Reading The Blue Hammer made me think of Poodle Springs, the unfinished Phillip Marlowe manuscript Raymond Chandler left behind which Robert B. Parker "finished" at the request of the Chandler estate. Before Parker took over, Chandler had finished four chapters which see Marlowe living out rare domestic bliss before class differences and the pressures of his work drive a wedge into his new marriage. Those first four chapters are pretty good and seeing Marlowe married is a novel spin on the lonely detective character. But after those were written, Chandler died and the drafts sat around for twenty five years accruing a legend as they gathered dust. Parker hazards a guess at what Chandler would have written using notes and outlines but the back chunk of the book is a patchy chameleon job by a loyal, loving fan. It's not worth reading.
The Blue Hammer is assuredly written by MacDonald, albeit in decline, and suffers similarly for it. It has the beats of a Lew Archer novel, like how Poodle Springs has the beats of a Chandler novel, but the attention to detail is missing. Distressed frame houses, seedy motels and imperial cliffside California palaces still dot Archer's Southern California but there is no texture to these locales. They feel repurposed from previous novels. The Archer series is reliably repetitive but each of the books I've read were able to offer small commentaries on observed sea changes in the social fabric of Los Angeles. The Drowning Pool wove in details about the decline of Old Money power, The Instant Enemy expressed concern for how this developing metropolis was discarding and isolating its residents, and The Far Side of the Dollar explored the role psychiatry was developing in the burgeoning generational conflicts of the 1960s. The Blue Hammer is more concerned with Lew and how Lew is feeling. Short of some wallpaper details on decaying suburban infrastructure, the 1970s may as well have not happened.

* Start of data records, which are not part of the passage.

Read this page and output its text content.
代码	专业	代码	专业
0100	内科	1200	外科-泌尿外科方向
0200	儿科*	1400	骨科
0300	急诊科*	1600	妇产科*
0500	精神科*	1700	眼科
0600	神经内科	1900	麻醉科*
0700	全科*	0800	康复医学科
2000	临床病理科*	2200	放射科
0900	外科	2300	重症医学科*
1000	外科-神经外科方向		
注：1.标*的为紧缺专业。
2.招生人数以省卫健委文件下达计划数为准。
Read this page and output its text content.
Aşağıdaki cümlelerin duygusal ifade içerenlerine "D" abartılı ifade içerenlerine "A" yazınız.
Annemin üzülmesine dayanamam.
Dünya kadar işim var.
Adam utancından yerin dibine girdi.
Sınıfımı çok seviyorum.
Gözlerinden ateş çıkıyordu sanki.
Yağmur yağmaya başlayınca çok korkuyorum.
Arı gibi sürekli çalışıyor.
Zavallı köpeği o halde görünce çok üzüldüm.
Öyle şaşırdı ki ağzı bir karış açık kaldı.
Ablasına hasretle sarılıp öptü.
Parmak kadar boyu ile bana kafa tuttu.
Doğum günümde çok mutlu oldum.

MacDonald had wanted to wrap up the Lew Archer character going into The Blue Hammer and you can tell that he's making strides to do so here. This case is more personal for Archer as he falls in love with a journalist, a woman so dedicated to uncovering the truth that her passion echoes Archer's own Arthurian gallantry. She's lightly written, a fantastical, sexy woman inelegantly torn between idealized daughter figure and fated lover. What starts as a case on commission awkwardly bridges out into a bizarre pursuit for truth and historical justice. Throughout the book, his benefactors repeatedly chastise him for wasting their money but Archer rambles his way into them expending checks out to Tucson, paying for motel rooms and other oddball detours. It's a disjointed book, one that shows MacDonald in an unfortunate place of weakness in his career. One hopes that their favorite writers can go out strong, that their memory and other faculties will hold up to the last. The Blue Hammer, despite moments of strength like the surreal meeting with a business-minded cult leader in the Arizona desert, is a reminder that its the body of work that matters, not the final piece.